この記載でプラグインがなくとも.pyと.vueファイルもtextlintのルール走査だけはすることができます。ただし、読点の数チェックなどのような文章単位チェックは正確性を失うことになるため注意が必要です。
大人しくプラグインを探すもしくは作成するのが良いでしょう。
{ "plugins": { "@textlint/text": { "extensions": [ ".py", ".vue" ] } } }
現在の運用
弊社では、ルールは「textlint-rule-prh」のみで、まだ個人のチェックでのみの活用に留まっています。
各自が修正ファイル内でミスがないかをコマンド実行でのチェックや各種エディタのtextlintプラグインでのチェックに活用しています。
ちなみに2024年4月現在公開されている各種エディタのtextlintプラグインのうち、IntelliJ用プラグインではあらゆるファイルフォーマットやルールをエディタ上でチェック可能ですが、vscode用プラグインではいくつかのファイルフォーマットにのみ制限がかかっています。
今後の展望
ルールの充実化のためには弊社内で使用しているファイルフォーマットに合わせたプラグインの整備が喫緊の課題になっています。
ちなみに運用の展望についても触れておきたいと思います。
textlintは以下のような柔軟な運用ができるようになっています。
textlintのルール設定の再活用
textlintのいくつかのルールをまとめてプリセットという単位で再活用ができるようになっています。

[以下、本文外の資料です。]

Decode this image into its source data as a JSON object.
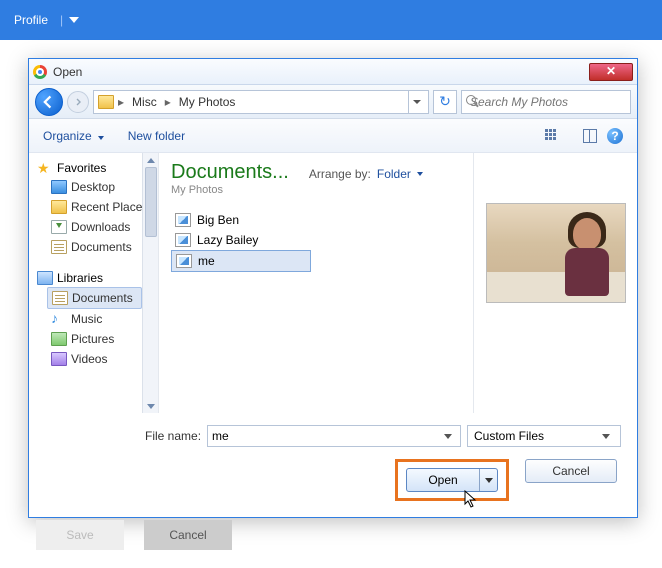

組織ルールとして用意して複数のプロジェクトで使いまわしたい場合などに使うことができるようになっています。npmパッケージとして公開することも可能です。
chromeプラグインも公開されている
textlintはchromeプラグインとしても公開されており、textlintの設定を一つのリポジトリとして管理し、それを適用することでブラウザ上でも校正ができるようになります。
メールのようにエディタを使わないテキストも容易にチェックできるようになって便利になります。
ciに組み込む
各エディタのプラグインでのチェックのみだとプラグイン起因の動作不良で十分なチェックができない場合があります。 github actions等のci上の直接的なコマンド実行で動作させることでそれらのリスクを回避しつつ、より安定運用ができるようになります。